Bag, a chameleon word
Words about words

Photo: Jill Wellington / Pixabay
With the holiday season approaching, bags are abundant, as we begin our Christmas shopping. These days, they come in all sizes and colors, somehow fitting for a word that has acquired so many meanings over time. Explore the history of the word “bag” with M. Michael Brady.
M. MICHAEL BRADY
Asker, Norway
The word bag comes from the Old Norse baggi, meaning bag, bundle, or pack. In modern Norwegian, the word bag in bokmål and bagg in nynorsk share that heritage. Though the similarity of spellings suggests a direct connection, the linguistic journey of the word into the English and Norwegian of today is equivocal.
It’s not found elsewhere in the Germanic branch of the Indo-European languages. There may have been a French connection, via the Old French word bague, but there’s no verifiable connection via the Romance languages. Other derivations are equally unclear; the Gaelic word bag comes from English, as, apparently, do the modern Norwegian words bag and bagg.
In English, bag, then spelled bagge, first appeared in print in 1230, in Ancren Riwle, a Middle English prose treatise written for a community of three noblewomen and their servants at Tarrant Crawford, a small village at the end of the Tarrant River Valley in Dorset County, England. In that treatise and thereafter in medieval England, bag as a noun was the general term for a flexible container with an opening at its top, and as a verb describing the action of putting something in a bag.

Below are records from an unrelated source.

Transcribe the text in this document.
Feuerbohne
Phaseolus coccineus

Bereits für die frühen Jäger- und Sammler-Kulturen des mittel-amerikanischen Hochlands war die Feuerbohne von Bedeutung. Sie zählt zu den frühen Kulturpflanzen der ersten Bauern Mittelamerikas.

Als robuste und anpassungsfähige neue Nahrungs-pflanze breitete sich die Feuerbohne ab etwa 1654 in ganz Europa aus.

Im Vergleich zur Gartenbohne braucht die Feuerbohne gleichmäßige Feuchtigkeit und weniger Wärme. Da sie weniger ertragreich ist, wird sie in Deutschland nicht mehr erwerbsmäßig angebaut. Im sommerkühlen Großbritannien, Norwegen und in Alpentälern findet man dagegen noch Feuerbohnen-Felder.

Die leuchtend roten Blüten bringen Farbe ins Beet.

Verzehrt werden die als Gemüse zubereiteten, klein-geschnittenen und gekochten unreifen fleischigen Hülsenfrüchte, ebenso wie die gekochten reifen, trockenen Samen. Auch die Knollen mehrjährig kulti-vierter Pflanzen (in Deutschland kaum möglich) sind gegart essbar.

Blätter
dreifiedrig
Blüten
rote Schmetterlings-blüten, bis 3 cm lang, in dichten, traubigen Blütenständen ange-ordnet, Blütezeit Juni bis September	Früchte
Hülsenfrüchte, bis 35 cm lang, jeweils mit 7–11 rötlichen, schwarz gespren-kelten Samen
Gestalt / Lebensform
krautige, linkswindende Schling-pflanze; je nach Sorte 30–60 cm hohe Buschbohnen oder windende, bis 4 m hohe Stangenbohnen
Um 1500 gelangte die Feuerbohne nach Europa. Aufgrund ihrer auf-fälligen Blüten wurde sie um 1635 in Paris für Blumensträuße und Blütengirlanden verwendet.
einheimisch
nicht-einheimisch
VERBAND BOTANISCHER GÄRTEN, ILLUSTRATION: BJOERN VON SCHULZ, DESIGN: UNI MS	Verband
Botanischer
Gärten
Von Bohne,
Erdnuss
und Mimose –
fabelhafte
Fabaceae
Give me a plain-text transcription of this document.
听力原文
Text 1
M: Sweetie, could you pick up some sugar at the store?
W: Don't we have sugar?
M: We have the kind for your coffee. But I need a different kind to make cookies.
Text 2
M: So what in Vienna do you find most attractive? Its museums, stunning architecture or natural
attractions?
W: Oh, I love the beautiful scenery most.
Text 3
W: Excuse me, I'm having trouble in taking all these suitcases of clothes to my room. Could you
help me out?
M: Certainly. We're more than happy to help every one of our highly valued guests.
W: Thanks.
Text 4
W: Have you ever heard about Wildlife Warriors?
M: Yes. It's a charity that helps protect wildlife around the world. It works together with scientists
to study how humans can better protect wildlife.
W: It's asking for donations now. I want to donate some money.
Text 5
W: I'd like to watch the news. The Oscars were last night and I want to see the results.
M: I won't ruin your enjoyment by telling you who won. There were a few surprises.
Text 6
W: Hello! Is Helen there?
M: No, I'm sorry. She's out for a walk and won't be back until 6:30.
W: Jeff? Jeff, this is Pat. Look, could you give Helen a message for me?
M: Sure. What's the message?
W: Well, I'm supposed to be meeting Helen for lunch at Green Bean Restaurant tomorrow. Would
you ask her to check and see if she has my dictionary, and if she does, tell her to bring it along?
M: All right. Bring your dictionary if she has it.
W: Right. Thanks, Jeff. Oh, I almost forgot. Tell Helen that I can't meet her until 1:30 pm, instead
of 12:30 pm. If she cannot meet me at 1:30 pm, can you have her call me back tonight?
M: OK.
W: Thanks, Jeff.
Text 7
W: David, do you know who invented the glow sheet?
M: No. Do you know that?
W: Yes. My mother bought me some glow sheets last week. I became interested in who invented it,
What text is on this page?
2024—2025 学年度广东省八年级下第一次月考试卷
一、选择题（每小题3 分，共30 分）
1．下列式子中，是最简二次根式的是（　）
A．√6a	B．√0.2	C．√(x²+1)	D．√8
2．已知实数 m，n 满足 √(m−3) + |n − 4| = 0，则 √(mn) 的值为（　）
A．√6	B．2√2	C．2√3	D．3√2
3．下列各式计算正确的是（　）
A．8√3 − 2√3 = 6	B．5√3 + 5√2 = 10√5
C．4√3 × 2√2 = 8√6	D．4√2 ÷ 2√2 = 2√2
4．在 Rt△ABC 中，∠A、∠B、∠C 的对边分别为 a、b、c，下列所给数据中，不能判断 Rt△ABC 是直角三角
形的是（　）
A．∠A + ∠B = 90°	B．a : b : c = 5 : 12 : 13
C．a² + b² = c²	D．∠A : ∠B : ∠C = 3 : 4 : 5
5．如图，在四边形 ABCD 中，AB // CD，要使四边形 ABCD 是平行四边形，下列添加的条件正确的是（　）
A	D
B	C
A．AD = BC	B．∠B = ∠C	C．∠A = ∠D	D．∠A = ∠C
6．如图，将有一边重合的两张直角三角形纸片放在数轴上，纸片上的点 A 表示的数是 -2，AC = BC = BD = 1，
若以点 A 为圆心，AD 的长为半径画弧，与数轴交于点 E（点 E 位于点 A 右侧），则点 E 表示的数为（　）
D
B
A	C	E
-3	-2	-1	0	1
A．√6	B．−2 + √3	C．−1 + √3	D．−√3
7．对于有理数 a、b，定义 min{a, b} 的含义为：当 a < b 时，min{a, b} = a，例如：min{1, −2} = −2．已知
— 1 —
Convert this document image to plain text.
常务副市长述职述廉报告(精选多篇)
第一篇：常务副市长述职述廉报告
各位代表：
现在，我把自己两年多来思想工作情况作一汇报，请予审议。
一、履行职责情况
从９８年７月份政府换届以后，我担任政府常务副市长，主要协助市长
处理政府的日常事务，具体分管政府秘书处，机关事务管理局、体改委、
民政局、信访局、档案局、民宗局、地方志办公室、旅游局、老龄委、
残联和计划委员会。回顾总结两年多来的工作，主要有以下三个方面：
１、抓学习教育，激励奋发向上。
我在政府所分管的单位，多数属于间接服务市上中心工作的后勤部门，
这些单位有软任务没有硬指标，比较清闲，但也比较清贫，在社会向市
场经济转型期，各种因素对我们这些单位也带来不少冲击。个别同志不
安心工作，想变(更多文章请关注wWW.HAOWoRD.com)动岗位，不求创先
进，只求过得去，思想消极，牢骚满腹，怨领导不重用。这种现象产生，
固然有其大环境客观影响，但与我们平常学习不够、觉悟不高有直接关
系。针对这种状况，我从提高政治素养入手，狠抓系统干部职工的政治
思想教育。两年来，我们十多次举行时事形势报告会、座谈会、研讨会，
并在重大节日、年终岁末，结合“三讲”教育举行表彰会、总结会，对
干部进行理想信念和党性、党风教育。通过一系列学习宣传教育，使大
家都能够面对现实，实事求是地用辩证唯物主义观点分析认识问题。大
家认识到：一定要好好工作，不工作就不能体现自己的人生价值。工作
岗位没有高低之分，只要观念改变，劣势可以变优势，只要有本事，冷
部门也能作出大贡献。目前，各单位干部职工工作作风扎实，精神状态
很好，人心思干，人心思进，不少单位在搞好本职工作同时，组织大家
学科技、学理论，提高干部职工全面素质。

Other meanings followed, and the word became a versatile component of compound nouns and verbs.
By the early 18th century, the word had acquired transferred meanings. An English lawyer might use briefcases in two colors, a green one, called a green bag, to carry client papers, and a blue one, called a blue bag, to carry a wig and gown when appearing in court.
In 1857, a meaning of bag entered the mainstream lingo in a big way. The Spirit of the Times, a weekly newspaper published from 1837 to 1861 in New York City, reported in its Feb. 28 issue that in baseball, the “first, second, and third bases shall be canvas bags, painted white, and filled with sand or saw-dust.” That led to a base being called a bag, an essential term in the lingo of baseball, which, in turn, was designated the American National Game by The New Yorker on the cover of its June 10, 1933, issue.
M. Michael Brady was born, raised, and educated as a scientist in the United States. After relocating to the Oslo area, he turned to writing and translating. In Norway, he is now classified as a bilingual dual national.